A good ten years older than her second husband, Shirley Collins had grown up in an East Sussex family with ties to the area's traditional music, moved to London to attend teachers' college in the early fifties and through the early folk revival movement became involved with the likes of Ewan MacColl, who introduced her to American folk archivist Alan Lomax, in London avoiding the McCarthy era witch hunt in the United States. She’d collaborated with Lomax on the song collecting journey through the American south between July and November 1959 that produced the recordings released on Atlantic Records as Sounds of the South that went on to become a key ingredient in the Coen brothers’ film Oh Brother, Where Art Thou and, once she returned to England, record the jazz-folk fusion Folk Roots., New Routes with Davey Graham and collaborate with her sister Dolly (The Sweet Primroses, Anthems in Eden, Love, Death and the Lady) and the Young Tradition (Peter Bellamy, Heather Wood and Royston Wood).

The collaborations with her sister were built around Dolly’s pipe or flute organ with additional light and shade from the medieval crumhorns, recorders, sackbuts and viols of London’s Early Music Consort with 1969‘s Anthems in Eden featuring a twenty-eight minute song cycle about changes in rural England and destruction of ancient traditions that came about after the First World War.

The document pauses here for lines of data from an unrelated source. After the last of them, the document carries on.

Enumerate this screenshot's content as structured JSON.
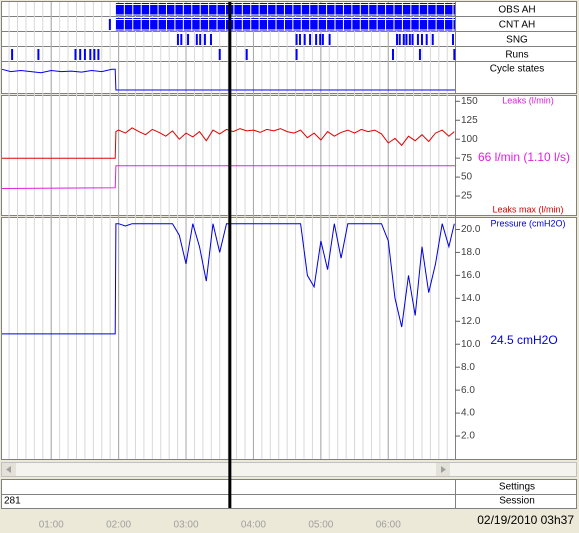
{
  "time_axis": {
    "xlim": [
      0.27,
      6.99
    ],
    "xticks": [
      {
        "value": 1,
        "label": "01:00"
      },
      {
        "value": 2,
        "label": "02:00"
      },
      {
        "value": 3,
        "label": "03:00"
      },
      {
        "value": 4,
        "label": "04:00"
      },
      {
        "value": 5,
        "label": "05:00"
      },
      {
        "value": 6,
        "label": "06:00"
      }
    ],
    "cursor": 3.65
  },
  "chart_data": [
    {
      "type": "events",
      "tracks": [
        {
          "name": "OBS AH",
          "color": "#0000ff",
          "spans": [
            [
              1.96,
              6.99
            ]
          ]
        },
        {
          "name": "CNT AH",
          "color": "#0000ff",
          "events": [
            1.87
          ],
          "spans": [
            [
              1.96,
              6.99
            ]
          ]
        },
        {
          "name": "SNG",
          "color": "#0000ff",
          "events": [
            2.88,
            2.93,
            3.03,
            3.16,
            3.21,
            3.28,
            3.37,
            4.64,
            4.69,
            4.76,
            4.84,
            4.93,
            4.99,
            5.03,
            5.13,
            6.13,
            6.17,
            6.23,
            6.27,
            6.32,
            6.36,
            6.44,
            6.5,
            6.57,
            6.66,
            6.96
          ]
        },
        {
          "name": "Runs",
          "color": "#0000ff",
          "events": [
            0.42,
            0.81,
            1.36,
            1.43,
            1.5,
            1.58,
            1.64,
            1.7,
            3.5,
            3.9,
            4.64,
            6.07,
            6.47,
            6.98
          ]
        },
        {
          "name": "Cycle states",
          "color": "#0000ff",
          "ylim": [
            0,
            1
          ],
          "x": [
            0.27,
            0.4,
            0.55,
            0.7,
            0.85,
            1.0,
            1.15,
            1.3,
            1.45,
            1.6,
            1.75,
            1.9,
            1.95,
            1.96,
            6.99
          ],
          "values": [
            0.9,
            0.8,
            0.85,
            0.8,
            0.75,
            0.85,
            0.8,
            0.82,
            0.78,
            0.85,
            0.8,
            0.9,
            0.9,
            0,
            0
          ]
        }
      ]
    },
    {
      "type": "line",
      "ylim": [
        0,
        157
      ],
      "yticks": [
        25,
        50,
        75,
        100,
        125,
        150
      ],
      "annotation": "66 l/min (1.10 l/s)",
      "annotation_color": "#e020e0",
      "series": [
        {
          "name": "Leaks (l/min)",
          "color": "#e020e0",
          "x": [
            0.27,
            1.95,
            1.96,
            6.99
          ],
          "values": [
            35,
            36,
            65,
            65
          ]
        },
        {
          "name": "Leaks max (l/min)",
          "color": "#e00000",
          "x": [
            0.27,
            1.95,
            1.96,
            2.0,
            2.1,
            2.2,
            2.3,
            2.4,
            2.5,
            2.6,
            2.7,
            2.8,
            2.9,
            3.0,
            3.1,
            3.2,
            3.3,
            3.4,
            3.5,
            3.6,
            3.7,
            3.8,
            3.9,
            4.0,
            4.1,
            4.2,
            4.3,
            4.4,
            4.5,
            4.6,
            4.7,
            4.8,
            4.9,
            5.0,
            5.1,
            5.2,
            5.3,
            5.4,
            5.5,
            5.6,
            5.7,
            5.8,
            5.9,
            6.0,
            6.1,
            6.2,
            6.3,
            6.4,
            6.5,
            6.6,
            6.7,
            6.8,
            6.9,
            6.98
          ],
          "values": [
            75,
            75,
            110,
            112,
            108,
            115,
            110,
            106,
            113,
            109,
            104,
            111,
            100,
            108,
            103,
            110,
            98,
            112,
            107,
            113,
            110,
            114,
            111,
            112,
            109,
            113,
            111,
            114,
            110,
            108,
            112,
            102,
            108,
            99,
            110,
            104,
            109,
            112,
            108,
            113,
            110,
            112,
            107,
            95,
            101,
            92,
            104,
            98,
            106,
            97,
            108,
            112,
            104,
            110
          ]
        }
      ]
    },
    {
      "type": "line",
      "ylim": [
        0,
        21
      ],
      "yticks": [
        {
          "value": 2,
          "label": "2.0"
        },
        {
          "value": 4,
          "label": "4.0"
        },
        {
          "value": 6,
          "label": "6.0"
        },
        {
          "value": 8,
          "label": "8.0"
        },
        {
          "value": 10,
          "label": "10.0"
        },
        {
          "value": 12,
          "label": "12.0"
        },
        {
          "value": 14,
          "label": "14.0"
        },
        {
          "value": 16,
          "label": "16.0"
        },
        {
          "value": 18,
          "label": "18.0"
        },
        {
          "value": 20,
          "label": "20.0"
        }
      ],
      "annotation": "24.5 cmH2O",
      "annotation_color": "#0000e0",
      "series": [
        {
          "name": "Pressure (cmH2O)",
          "color": "#0000e0",
          "x": [
            0.27,
            1.95,
            1.96,
            2.0,
            2.1,
            2.2,
            2.3,
            2.4,
            2.5,
            2.6,
            2.7,
            2.8,
            2.9,
            3.0,
            3.1,
            3.2,
            3.3,
            3.4,
            3.5,
            3.6,
            3.7,
            3.8,
            3.9,
            4.0,
            4.1,
            4.2,
            4.3,
            4.4,
            4.5,
            4.6,
            4.7,
            4.8,
            4.9,
            5.0,
            5.1,
            5.2,
            5.3,
            5.4,
            5.5,
            5.6,
            5.7,
            5.8,
            5.9,
            6.0,
            6.1,
            6.2,
            6.3,
            6.4,
            6.5,
            6.6,
            6.7,
            6.8,
            6.9,
            6.98
          ],
          "values": [
            10.9,
            10.9,
            20.5,
            20.5,
            20.3,
            20.5,
            20.5,
            20.5,
            20.5,
            20.5,
            20.5,
            20.5,
            19.5,
            17.0,
            20.5,
            18.5,
            15.5,
            20.5,
            18.0,
            20.5,
            20.5,
            20.5,
            20.5,
            20.5,
            20.5,
            20.5,
            20.5,
            20.5,
            20.5,
            20.5,
            20.5,
            16.0,
            15.0,
            19.0,
            16.5,
            20.5,
            17.5,
            20.5,
            20.5,
            20.5,
            20.5,
            20.5,
            20.5,
            19.0,
            14.0,
            11.5,
            16.0,
            12.5,
            18.5,
            14.5,
            17.0,
            20.5,
            18.5,
            20.5
          ]
        }
      ]
    }
  ],
  "rows": {
    "settings": "Settings",
    "session": "Session",
    "session_value": "281"
  },
  "timestamp": "02/19/2010 03h37"
}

After marrying Hutchings in 1971, the couple set about recording No Roses at Sound Techniques, and Air Studios in London, with Collins’ vocals backed by a selection from a core group that included Hutchings on bass, Richard Thompson and Simon Nicol on guitars, Roger Powell (drums), and Dave Bland (concertina and hammered dulcimer), with additional toning added by what must have seemed a bewildering array of twenty-plus other musicians in various permutations and combinations.